Their impairment leads to deficits in blood vessel repair that have been previously linked to vascular diseases, but the properties of ECFCs in patients with AAV have not been well explored.

Researchers isolated ECFCs from the blood of GPA patients at the State University of Campinas, Brazil and examined their properties in cell cultures. Cells from healthy volunteers were also collected and used as control samples.

Patients were either newly diagnosed and not yet treated or in remission and undergoing follow-up without immunosuppressive treatments for at least two years. All were positive for antibodies against proteinase 3 (PR3), the type of ANCA usually associated with GPA.

Samples from eight patients — five with disease activity and three in remission — as well as eight healthy controls were successfully cultured and analyzed.

The number of ECFC colonies that grew in cell cultures did not differ between controls, patients with active disease, and remission patients, although a single GPA patient with active disease had a colony count four times higher than that observed in the other samples.

ECFCs of patients and controls were similar in form and produced genes associated with endothelial cells. While angiogenesis was comparable in general between patients and controls, patients in remission, but not those with active disease, had a decreased capacity for blood vessel formation compared with healthy people, analysis showed.
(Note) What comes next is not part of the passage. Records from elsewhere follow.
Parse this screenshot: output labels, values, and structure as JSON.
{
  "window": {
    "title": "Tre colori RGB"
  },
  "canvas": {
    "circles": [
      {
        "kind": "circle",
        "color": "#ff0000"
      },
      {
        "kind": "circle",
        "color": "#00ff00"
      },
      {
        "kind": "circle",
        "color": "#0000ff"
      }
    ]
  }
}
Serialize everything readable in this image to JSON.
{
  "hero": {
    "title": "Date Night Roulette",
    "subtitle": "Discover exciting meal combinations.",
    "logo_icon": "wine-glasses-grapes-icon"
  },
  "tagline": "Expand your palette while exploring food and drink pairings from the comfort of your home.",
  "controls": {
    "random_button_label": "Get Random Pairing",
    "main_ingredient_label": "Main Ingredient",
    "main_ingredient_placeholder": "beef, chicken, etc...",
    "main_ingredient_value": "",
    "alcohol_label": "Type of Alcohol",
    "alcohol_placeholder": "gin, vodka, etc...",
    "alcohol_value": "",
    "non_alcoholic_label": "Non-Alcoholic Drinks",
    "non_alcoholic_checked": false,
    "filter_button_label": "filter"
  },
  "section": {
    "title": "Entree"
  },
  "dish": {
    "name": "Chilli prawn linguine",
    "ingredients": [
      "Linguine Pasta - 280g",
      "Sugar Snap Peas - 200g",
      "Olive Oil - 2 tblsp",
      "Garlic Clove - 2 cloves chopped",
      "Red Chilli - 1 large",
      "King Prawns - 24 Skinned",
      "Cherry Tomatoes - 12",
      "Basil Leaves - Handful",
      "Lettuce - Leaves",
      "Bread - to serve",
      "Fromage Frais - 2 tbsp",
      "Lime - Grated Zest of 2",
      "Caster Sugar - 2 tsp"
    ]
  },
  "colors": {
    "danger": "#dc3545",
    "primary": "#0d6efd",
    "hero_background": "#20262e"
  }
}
A migration assay was done to investigate the response of the ECFCs to a stimulus to induce reparative processes. Essentially, each cell culture was gently scratched and monitored for how long it would take for the ECFCs to travel to the site of the scratch and repair it. No significant differences were observed between patient and control cells.

In one patient with active disease, cell cultures of ECFCs were obtained both before treatment and again after remission induction with cyclophosphamide. ECFCs collected after remission showed significantly lower migration capacity compared with cells collected before remission.

To account for the fact that factors present in plasma — the liquid component of blood — can also influence ECFC function, ECFCs were incubated overnight in plasma collected from either patients with active disease or healthy controls, and the migration assay was performed.

ECFCs from patients in remission showed significantly lower migration capacity compared with healthy cells, even after incubation in healthy plasma, again suggesting altered ECFC function among remission patients.

The findings “revealed the possibility of intrinsic endothelial cell changes in patients with GPA, compromising their angiogenic capacity,” the researchers wrote. “Future studies are needed to identify factors that may improve vascular homeostasis in patients with GPA.”